The Red Foley Memorial Music Award

Red FoleyIn 1970, Berea College established the Red Foley Memorial Music Award.  Initiated by Ely. E. Siman, Jr., (Navy V-12, ’44), Foley’s long-time friend and manager, the annual award is presented to talented Berea College students in recognition of their musical contributions to the social life of the campus community.  This award is intended to assist the recipient in a professional music career, if he or she so desires, and to promote the kind of music associated with Red Foley’s career, such as folk, country, bluegrass, gospel, and popular music.

About Red Foley

Red FoleyRed Foley (June 17, 1910 – September 19, 1968) was born on a 24-acre farm in Blue Lick, Kentucky, and grew up in nearby Berea, where he attended the Berea Academy School.  He was born into a musical family, and by the time he was nine, he was giving impromptu concerts at his father’s general store, playing French harp, piano, banjo, trombone, harmonica and guitar.

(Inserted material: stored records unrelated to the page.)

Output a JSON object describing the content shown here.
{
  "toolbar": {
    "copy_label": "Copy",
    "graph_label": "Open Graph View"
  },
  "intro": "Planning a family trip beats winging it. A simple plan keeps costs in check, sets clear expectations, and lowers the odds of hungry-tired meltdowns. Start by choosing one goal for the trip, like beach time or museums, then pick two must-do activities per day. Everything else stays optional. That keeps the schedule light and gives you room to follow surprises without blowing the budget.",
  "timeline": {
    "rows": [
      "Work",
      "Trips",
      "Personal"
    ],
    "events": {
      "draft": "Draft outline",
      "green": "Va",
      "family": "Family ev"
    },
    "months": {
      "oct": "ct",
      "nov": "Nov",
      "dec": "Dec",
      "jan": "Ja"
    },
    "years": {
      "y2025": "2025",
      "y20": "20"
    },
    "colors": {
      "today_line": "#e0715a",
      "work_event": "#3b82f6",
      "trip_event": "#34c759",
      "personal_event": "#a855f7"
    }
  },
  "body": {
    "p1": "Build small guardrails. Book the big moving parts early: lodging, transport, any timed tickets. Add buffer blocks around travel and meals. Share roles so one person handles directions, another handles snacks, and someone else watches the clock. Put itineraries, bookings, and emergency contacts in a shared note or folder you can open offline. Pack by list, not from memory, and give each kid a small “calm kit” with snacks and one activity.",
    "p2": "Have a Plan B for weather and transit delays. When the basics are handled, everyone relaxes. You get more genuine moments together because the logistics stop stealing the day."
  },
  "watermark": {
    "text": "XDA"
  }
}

In 1930, as a freshman at Georgetown College, he was spotted by a talent scout from Chicago’s WLS-AM and was chosen to sing with producer John Lair’s Cumberland Ridge Runners, then the house band on the National Barn Dance.  In 1937 he worked with Lair and Whitey Ford to help establish the Renfro Valley Barn Dance, performing everything from sentimental ballads to boogie-woogie and blues.

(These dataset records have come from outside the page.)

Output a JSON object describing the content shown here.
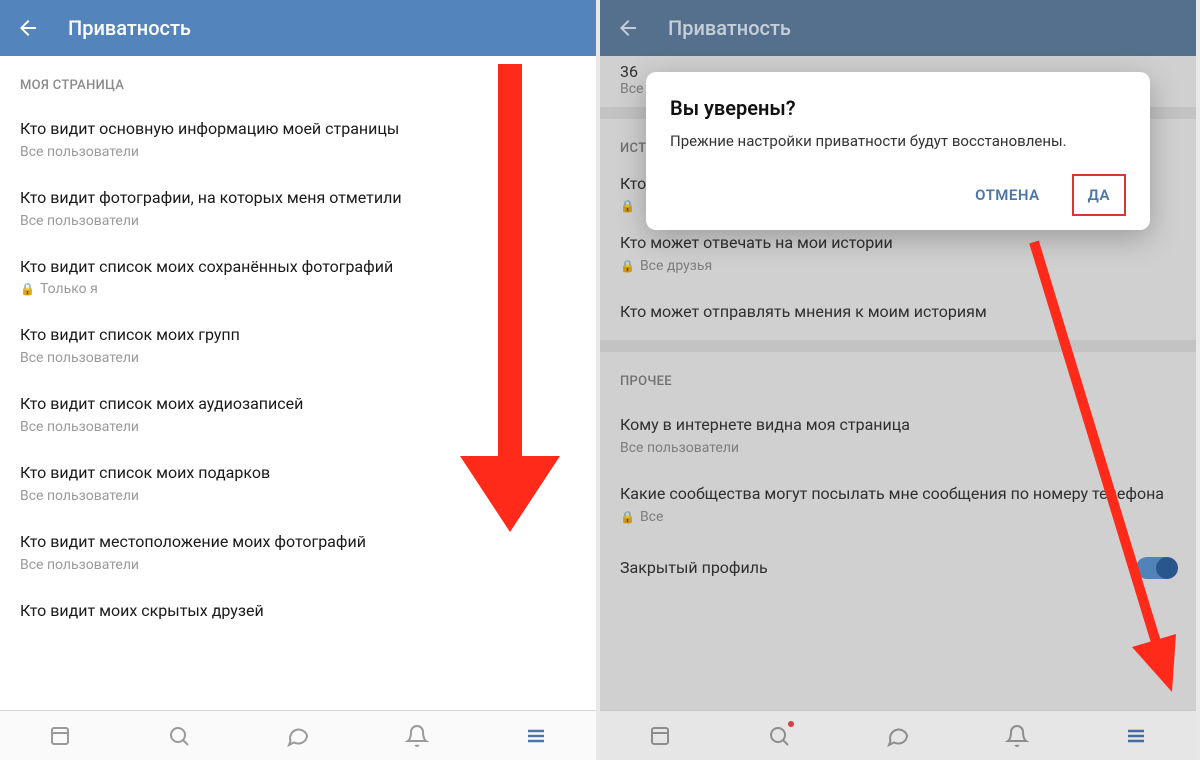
{
  "left": {
    "header_title": "Приватность",
    "section": "МОЯ СТРАНИЦА",
    "items": [
      {
        "title": "Кто видит основную информацию моей страницы",
        "sub": "Все пользователи",
        "locked": false
      },
      {
        "title": "Кто видит фотографии, на которых меня отметили",
        "sub": "Все пользователи",
        "locked": false
      },
      {
        "title": "Кто видит список моих сохранённых фотографий",
        "sub": "Только я",
        "locked": true
      },
      {
        "title": "Кто видит список моих групп",
        "sub": "Все пользователи",
        "locked": false
      },
      {
        "title": "Кто видит список моих аудиозаписей",
        "sub": "Все пользователи",
        "locked": false
      },
      {
        "title": "Кто видит список моих подарков",
        "sub": "Все пользователи",
        "locked": false
      },
      {
        "title": "Кто видит местоположение моих фотографий",
        "sub": "Все пользователи",
        "locked": false
      },
      {
        "title": "Кто видит моих скрытых друзей",
        "sub": "",
        "locked": false
      }
    ]
  },
  "right": {
    "header_title": "Приватность",
    "top_fragment": {
      "num": "36",
      "sub": "Все"
    },
    "section_stories": "ИСТО",
    "item_partial": "Кто",
    "stories_items": [
      {
        "title": "Кто может отвечать на мои истории",
        "sub": "Все друзья",
        "locked": true
      },
      {
        "title": "Кто может отправлять мнения к моим историям",
        "sub": "",
        "locked": false
      }
    ],
    "section_other": "ПРОЧЕЕ",
    "other_items": [
      {
        "title": "Кому в интернете видна моя страница",
        "sub": "Все пользователи",
        "locked": false
      },
      {
        "title": "Какие сообщества могут посылать мне сообщения по номеру телефона",
        "sub": "Все",
        "locked": true
      }
    ],
    "toggle_label": "Закрытый профиль",
    "toggle_on": true,
    "dialog": {
      "title": "Вы уверены?",
      "message": "Прежние настройки приватности будут восстановлены.",
      "cancel": "ОТМЕНА",
      "confirm": "ДА"
    }
  },
  "colors": {
    "header": "#5484bc",
    "accent": "#4a76a8",
    "arrow": "#ff2a1a"
  }
}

Clyde Julian "Red" Foley mile mark

From 1944-59, Foley charted 41 solo country entries, of which 38 were Top 10 hits.  Six went to the top, including his 1950, million-selling “Chattanoogie Shoe Shine Boy,” which also topped the pop charts.  For more than two decades, Foley was one of the biggest stars of the country music genre.  His 1951 hit, “Peace in the Valley,” was also the first million-selling gospel record, and was entered into the Library of Congress’ National Recording Registry in 2006.

Foley was elected to the Country Music Hall of Fame in 1967 (the first Kentuckian and one of only six then-living inductees), which honored him as “one of the most versatile and moving performers of all time” and “a giant influence during the formative years of contemporary Country music and today a timeless legend.”

Foley Middle School, named for the singer, opened in Berea in 1978.  In 2002, he was inducted into the Kentucky Music Hall of Fame.  And on June 10, 2003, a Kentucky State Historical Marker (#2114) was placed at Foley’s boyhood home in Berea.